If I’m a 33% owner of an LLC that is looking to become an S-corp of which I will not be a part, do I have any legal rights to a payout?

Before we filed our official paperwork to state the ownership chan2 (we brought on another owner), it was decided by the two members (collectively 67%) that I was no longer welcome in the business. Normally I would think a buyout of my portion would occur, but instead they want to dissolve the business and move all existing clients to another business in which I am no longer included. The payouts have not occurred and currently all we have is debt to distribute and the clients I have worked to gain will move to the new company once the existing one is dissolved.

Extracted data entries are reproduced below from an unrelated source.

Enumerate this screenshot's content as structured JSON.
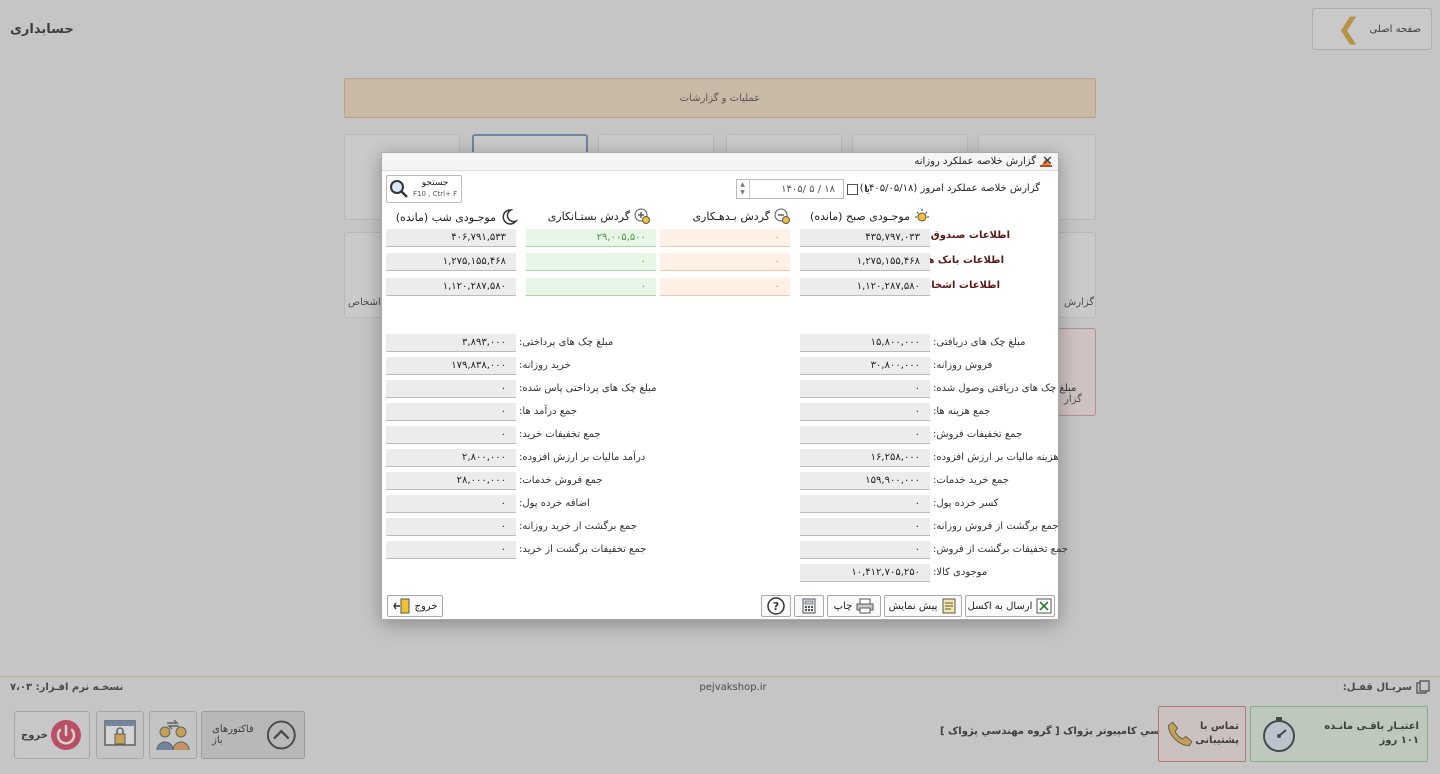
{
  "app": {
    "title": "حسابداری",
    "home_label": "صفحه اصلی",
    "section_title": "عملیات و گزارشات",
    "bg_left_text": "اشخاص",
    "bg_right_text1": "گزارش",
    "bg_right_text2": "گزار"
  },
  "dialog": {
    "title": "گزارش خلاصه عملکرد روزانه",
    "report_label": "گزارش خلاصه عملکرد امروز",
    "today_date": "(۱۴۰۵/۰۵/۱۸)",
    "or_label": "یا",
    "date_value": "۱۴۰۵/ ۵ / ۱۸",
    "search": {
      "label": "جستجو",
      "shortcut": "F10 , Ctrl+ F"
    },
    "columns": {
      "morning": "موجـودی صبح (مانده)",
      "debit": "گردش بـدهـکاری",
      "credit": "گردش بستـانکاری",
      "night": "موجـودی شب (مانده)"
    },
    "rows": [
      {
        "label": "اطلاعات صندوق ها:",
        "morning": "۴۳۵,۷۹۷,۰۳۳",
        "debit": "۰",
        "credit": "۲۹,۰۰۵,۵۰۰",
        "night": "۴۰۶,۷۹۱,۵۳۳"
      },
      {
        "label": "اطلاعات بانک ها :",
        "morning": "۱,۲۷۵,۱۵۵,۴۶۸",
        "debit": "۰",
        "credit": "۰",
        "night": "۱,۲۷۵,۱۵۵,۴۶۸"
      },
      {
        "label": "اطلاعات اشخاص:",
        "morning": "۱,۱۲۰,۲۸۷,۵۸۰",
        "debit": "۰",
        "credit": "۰",
        "night": "۱,۱۲۰,۲۸۷,۵۸۰"
      }
    ],
    "right_fields": [
      {
        "label": "مبلغ چک های دریافتی:",
        "value": "۱۵,۸۰۰,۰۰۰"
      },
      {
        "label": "فروش روزانه:",
        "value": "۳۰,۸۰۰,۰۰۰"
      },
      {
        "label": "مبلغ چک های دریافتی وصول شده:",
        "value": "۰"
      },
      {
        "label": "جمع هزینه ها:",
        "value": "۰"
      },
      {
        "label": "جمع تخفیفات فروش:",
        "value": "۰"
      },
      {
        "label": "هزینه مالیات بر ارزش افزوده:",
        "value": "۱۶,۲۵۸,۰۰۰"
      },
      {
        "label": "جمع خرید خدمات:",
        "value": "۱۵۹,۹۰۰,۰۰۰"
      },
      {
        "label": "کسر خرده پول:",
        "value": "۰"
      },
      {
        "label": "جمع برگشت از فروش روزانه:",
        "value": "۰"
      },
      {
        "label": "جمع تخفیفات برگشت از فروش:",
        "value": "۰"
      },
      {
        "label": "موجودی کالا:",
        "value": "۱۰,۴۱۲,۷۰۵,۲۵۰"
      }
    ],
    "left_fields": [
      {
        "label": "مبلغ چک های پرداختی:",
        "value": "۳,۸۹۳,۰۰۰"
      },
      {
        "label": "خرید روزانه:",
        "value": "۱۷۹,۸۳۸,۰۰۰"
      },
      {
        "label": "مبلغ چک های پرداختی پاس شده:",
        "value": "۰"
      },
      {
        "label": "جمع درآمد ها:",
        "value": "۰"
      },
      {
        "label": "جمع تخفیفات خرید:",
        "value": "۰"
      },
      {
        "label": "درآمد مالیات بر ارزش افزوده:",
        "value": "۲,۸۰۰,۰۰۰"
      },
      {
        "label": "جمع فروش خدمات:",
        "value": "۲۸,۰۰۰,۰۰۰"
      },
      {
        "label": "اضافه خرده پول:",
        "value": "۰"
      },
      {
        "label": "جمع برگشت از خرید روزانه:",
        "value": "۰"
      },
      {
        "label": "جمع تخفیفات برگشت از خرید:",
        "value": "۰"
      }
    ],
    "toolbar": {
      "excel": "ارسال به اکسل",
      "preview": "پیش نمایش",
      "print": "چاپ",
      "exit": "خروج"
    }
  },
  "footer": {
    "serial_label": "سریـال قفـل:",
    "website": "pejvakshop.ir",
    "version": "نسخـه نرم افـزار: ۷،۰۳",
    "company": "شرکت مهندسي کامپيوتر پژواک [ گروه مهندسي پژواک ]",
    "support_line1": "تماس با",
    "support_line2": "پشتیبانی",
    "credit_line1": "اعتبـار باقـی مانـده",
    "credit_line2": "۱۰۱ روز",
    "open_factors": "فاکتورهای باز",
    "exit": "خروج"
  },
  "colors": {
    "accent_orange": "#d5a12b",
    "section_bg": "#efd8bd",
    "row_label": "#5a1a1a"
  }
}
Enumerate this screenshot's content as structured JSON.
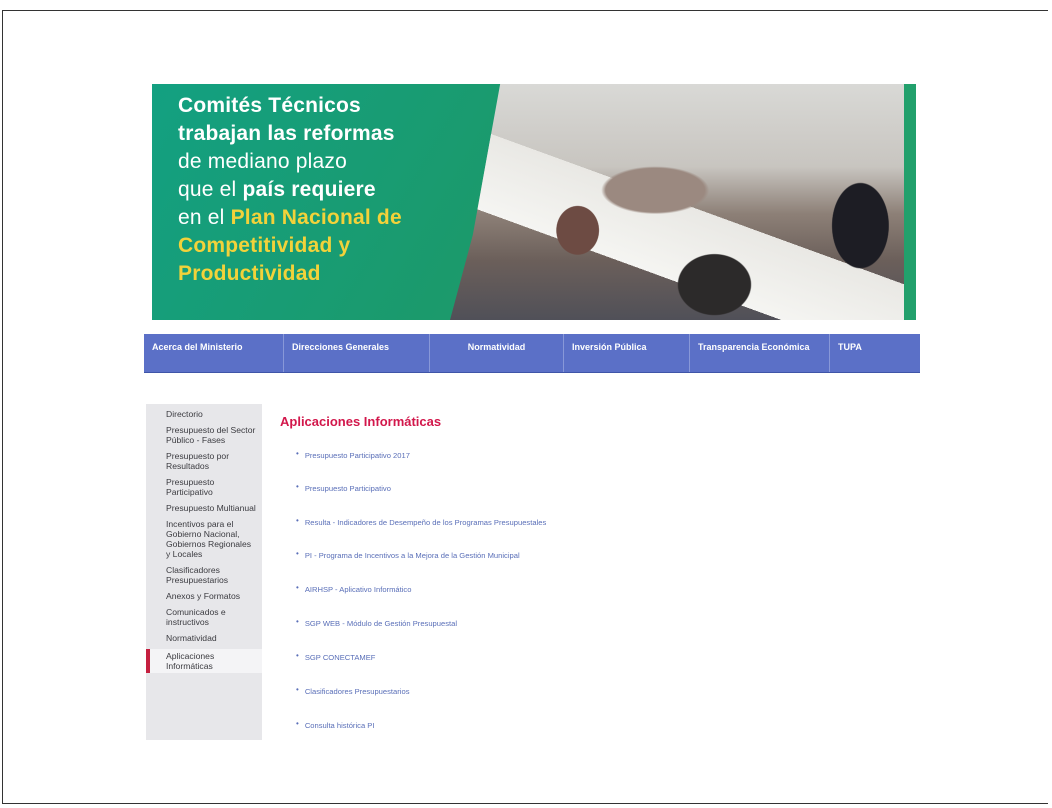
{
  "banner": {
    "line1": "Comités Técnicos",
    "line2": "trabajan las reformas",
    "line3": "de mediano plazo",
    "line4_a": "que el ",
    "line4_b": "país requiere",
    "line5_a": "en el ",
    "line5_b": "Plan Nacional de",
    "line6": "Competitividad y",
    "line7": "Productividad"
  },
  "nav": {
    "items": [
      "Acerca del Ministerio",
      "Direcciones Generales",
      "Normatividad",
      "Inversión Pública",
      "Transparencia Económica",
      "TUPA"
    ]
  },
  "sidebar": {
    "items": [
      "Directorio",
      "Presupuesto del Sector Público - Fases",
      "Presupuesto por Resultados",
      "Presupuesto Participativo",
      "Presupuesto Multianual",
      "Incentivos para el Gobierno Nacional, Gobiernos Regionales y Locales",
      "Clasificadores Presupuestarios",
      "Anexos y Formatos",
      "Comunicados e instructivos",
      "Normatividad",
      "Aplicaciones Informáticas"
    ],
    "active_index": 10
  },
  "main": {
    "title": "Aplicaciones Informáticas",
    "apps": [
      "Presupuesto Participativo 2017",
      "Presupuesto Participativo",
      "Resulta - Indicadores de Desempeño de los Programas Presupuestales",
      "PI - Programa de Incentivos a la Mejora de la Gestión Municipal",
      "AIRHSP - Aplicativo Informático",
      "SGP WEB - Módulo de Gestión Presupuestal",
      "SGP CONECTAMEF",
      "Clasificadores Presupuestarios",
      "Consulta histórica PI"
    ]
  },
  "colors": {
    "nav_bg": "#5b70c7",
    "title_red": "#d2174b",
    "banner_green": "#1b9a6c",
    "banner_yellow": "#f2d23a",
    "link_blue": "#5a6fb8"
  }
}
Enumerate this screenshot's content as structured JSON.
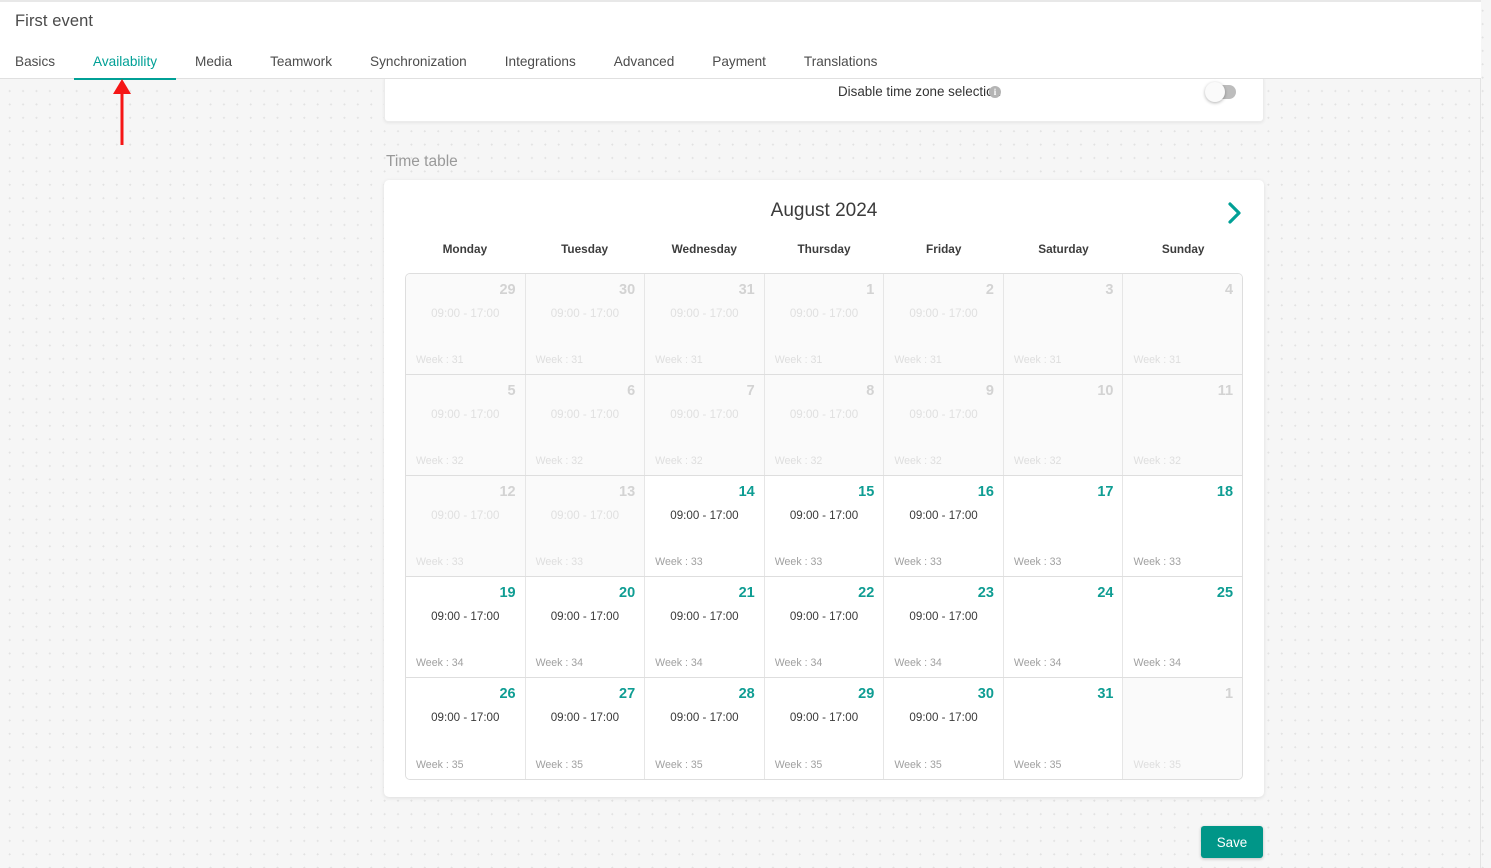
{
  "header": {
    "title": "First event",
    "tabs": [
      {
        "label": "Basics",
        "active": false
      },
      {
        "label": "Availability",
        "active": true
      },
      {
        "label": "Media",
        "active": false
      },
      {
        "label": "Teamwork",
        "active": false
      },
      {
        "label": "Synchronization",
        "active": false
      },
      {
        "label": "Integrations",
        "active": false
      },
      {
        "label": "Advanced",
        "active": false
      },
      {
        "label": "Payment",
        "active": false
      },
      {
        "label": "Translations",
        "active": false
      }
    ]
  },
  "timezone_card": {
    "label": "Disable time zone selection",
    "info_icon": "info-icon",
    "info_glyph": "i",
    "toggle_state": "off"
  },
  "timetable": {
    "section_label": "Time table",
    "month_title": "August 2024",
    "next_icon": "chevron-right-icon",
    "weekdays": [
      "Monday",
      "Tuesday",
      "Wednesday",
      "Thursday",
      "Friday",
      "Saturday",
      "Sunday"
    ],
    "default_time": "09:00 - 17:00",
    "rows": [
      [
        {
          "day": "29",
          "time": "09:00 - 17:00",
          "week": "Week : 31",
          "enabled": false
        },
        {
          "day": "30",
          "time": "09:00 - 17:00",
          "week": "Week : 31",
          "enabled": false
        },
        {
          "day": "31",
          "time": "09:00 - 17:00",
          "week": "Week : 31",
          "enabled": false
        },
        {
          "day": "1",
          "time": "09:00 - 17:00",
          "week": "Week : 31",
          "enabled": false
        },
        {
          "day": "2",
          "time": "09:00 - 17:00",
          "week": "Week : 31",
          "enabled": false
        },
        {
          "day": "3",
          "time": "",
          "week": "Week : 31",
          "enabled": false
        },
        {
          "day": "4",
          "time": "",
          "week": "Week : 31",
          "enabled": false
        }
      ],
      [
        {
          "day": "5",
          "time": "09:00 - 17:00",
          "week": "Week : 32",
          "enabled": false
        },
        {
          "day": "6",
          "time": "09:00 - 17:00",
          "week": "Week : 32",
          "enabled": false
        },
        {
          "day": "7",
          "time": "09:00 - 17:00",
          "week": "Week : 32",
          "enabled": false
        },
        {
          "day": "8",
          "time": "09:00 - 17:00",
          "week": "Week : 32",
          "enabled": false
        },
        {
          "day": "9",
          "time": "09:00 - 17:00",
          "week": "Week : 32",
          "enabled": false
        },
        {
          "day": "10",
          "time": "",
          "week": "Week : 32",
          "enabled": false
        },
        {
          "day": "11",
          "time": "",
          "week": "Week : 32",
          "enabled": false
        }
      ],
      [
        {
          "day": "12",
          "time": "09:00 - 17:00",
          "week": "Week : 33",
          "enabled": false
        },
        {
          "day": "13",
          "time": "09:00 - 17:00",
          "week": "Week : 33",
          "enabled": false
        },
        {
          "day": "14",
          "time": "09:00 - 17:00",
          "week": "Week : 33",
          "enabled": true
        },
        {
          "day": "15",
          "time": "09:00 - 17:00",
          "week": "Week : 33",
          "enabled": true
        },
        {
          "day": "16",
          "time": "09:00 - 17:00",
          "week": "Week : 33",
          "enabled": true
        },
        {
          "day": "17",
          "time": "",
          "week": "Week : 33",
          "enabled": true
        },
        {
          "day": "18",
          "time": "",
          "week": "Week : 33",
          "enabled": true
        }
      ],
      [
        {
          "day": "19",
          "time": "09:00 - 17:00",
          "week": "Week : 34",
          "enabled": true
        },
        {
          "day": "20",
          "time": "09:00 - 17:00",
          "week": "Week : 34",
          "enabled": true
        },
        {
          "day": "21",
          "time": "09:00 - 17:00",
          "week": "Week : 34",
          "enabled": true
        },
        {
          "day": "22",
          "time": "09:00 - 17:00",
          "week": "Week : 34",
          "enabled": true
        },
        {
          "day": "23",
          "time": "09:00 - 17:00",
          "week": "Week : 34",
          "enabled": true
        },
        {
          "day": "24",
          "time": "",
          "week": "Week : 34",
          "enabled": true
        },
        {
          "day": "25",
          "time": "",
          "week": "Week : 34",
          "enabled": true
        }
      ],
      [
        {
          "day": "26",
          "time": "09:00 - 17:00",
          "week": "Week : 35",
          "enabled": true
        },
        {
          "day": "27",
          "time": "09:00 - 17:00",
          "week": "Week : 35",
          "enabled": true
        },
        {
          "day": "28",
          "time": "09:00 - 17:00",
          "week": "Week : 35",
          "enabled": true
        },
        {
          "day": "29",
          "time": "09:00 - 17:00",
          "week": "Week : 35",
          "enabled": true
        },
        {
          "day": "30",
          "time": "09:00 - 17:00",
          "week": "Week : 35",
          "enabled": true
        },
        {
          "day": "31",
          "time": "",
          "week": "Week : 35",
          "enabled": true
        },
        {
          "day": "1",
          "time": "",
          "week": "Week : 35",
          "enabled": false
        }
      ]
    ]
  },
  "footer": {
    "save_label": "Save"
  },
  "annotation": {
    "arrow_icon": "up-arrow-annotation",
    "color": "#f51616"
  },
  "colors": {
    "accent": "#009688",
    "accent_text": "#00a096",
    "day_number": "#0f9d93",
    "annotation_red": "#f51616"
  }
}
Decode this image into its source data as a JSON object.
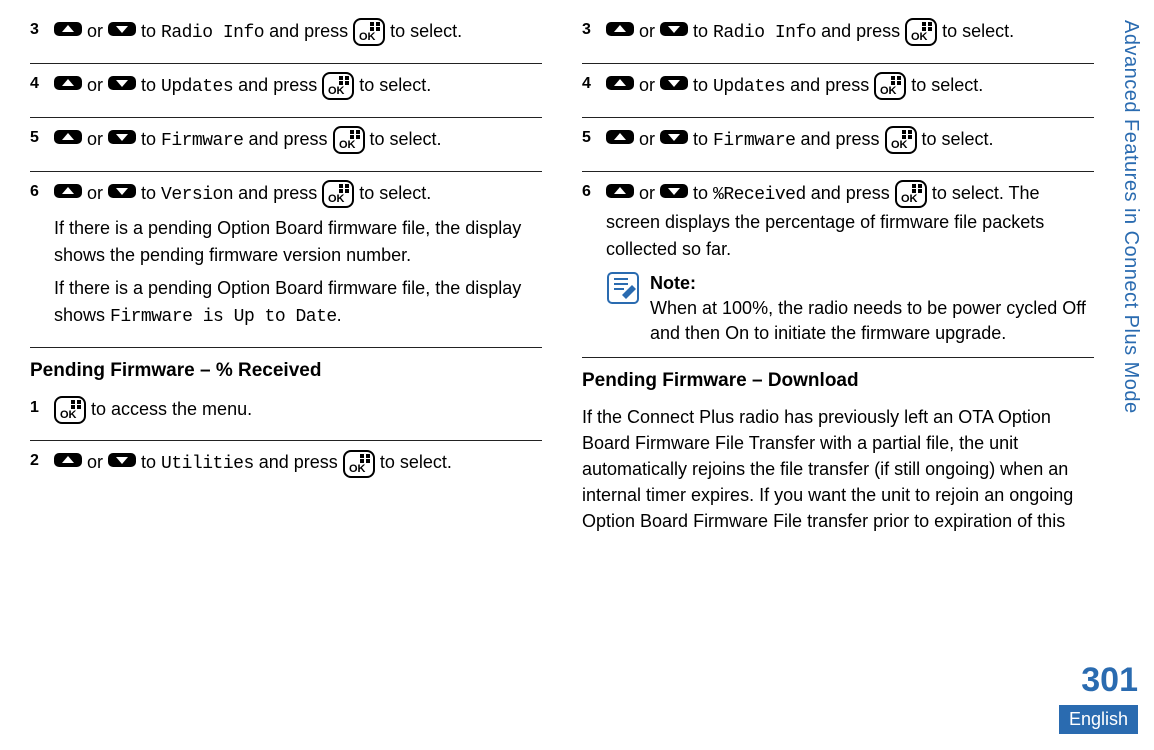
{
  "side_tab": "Advanced Features in Connect Plus Mode",
  "page_number": "301",
  "language": "English",
  "left": {
    "steps": [
      {
        "num": "3",
        "pre": " or ",
        "mid": " to ",
        "target": "Radio Info",
        "post": " and press ",
        "tail": " to select."
      },
      {
        "num": "4",
        "pre": " or ",
        "mid": " to ",
        "target": "Updates",
        "post": " and press ",
        "tail": " to select."
      },
      {
        "num": "5",
        "pre": " or ",
        "mid": " to ",
        "target": "Firmware",
        "post": " and press ",
        "tail": " to select."
      },
      {
        "num": "6",
        "pre": " or ",
        "mid": " to ",
        "target": "Version",
        "post": " and press ",
        "tail": " to select.",
        "extra1": "If there is a pending Option Board firmware file, the display shows the pending firmware version number.",
        "extra2a": "If there is a pending Option Board firmware file, the display shows ",
        "extra2mono": "Firmware is Up to Date",
        "extra2b": "."
      }
    ],
    "heading1": "Pending Firmware – % Received",
    "steps2": [
      {
        "num": "1",
        "tail": " to access the menu."
      },
      {
        "num": "2",
        "pre": " or ",
        "mid": " to ",
        "target": "Utilities",
        "post": " and press ",
        "tail": " to select."
      }
    ]
  },
  "right": {
    "steps": [
      {
        "num": "3",
        "pre": " or ",
        "mid": " to ",
        "target": "Radio Info",
        "post": " and press ",
        "tail": " to select."
      },
      {
        "num": "4",
        "pre": " or ",
        "mid": " to ",
        "target": "Updates",
        "post": " and press ",
        "tail": " to select."
      },
      {
        "num": "5",
        "pre": " or ",
        "mid": " to ",
        "target": "Firmware",
        "post": " and press ",
        "tail": " to select."
      },
      {
        "num": "6",
        "pre": " or ",
        "mid": " to ",
        "target": "%Received",
        "post": " and press ",
        "tail": " to select. The screen displays the percentage of firmware file packets collected so far.",
        "note_label": "Note:",
        "note_text": "When at 100%, the radio needs to be power cycled Off and then On to initiate the firmware upgrade."
      }
    ],
    "heading1": "Pending Firmware – Download",
    "para1": "If the Connect Plus radio has previously left an OTA Option Board Firmware File Transfer with a partial file, the unit automatically rejoins the file transfer (if still ongoing) when an internal timer expires. If you want the unit to rejoin an ongoing Option Board Firmware File transfer prior to expiration of this"
  }
}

Asked on November 3, 2014 under Business Law, Colorado

Answers:

Anne Brady / Law Office of Anne Brady

Answered 6 years ago | Contributor

When an LLC "becomes" an S-corp, it really only changes its tax filing status, from filing as a partnership to filing as an S-Corp.  The LLC is not dissolved in the process.  It is possible to dissolve an LLC.  If that is indeed happening, and you have an operating agreement or articles of organization stating that you own 33%, if the other two want you out, they should pay you for your third based on the value of the company.  If, however, the company has only debts and no assets, you are out of luck, and probably should be happy to be rid of your 1/3 share of the debts.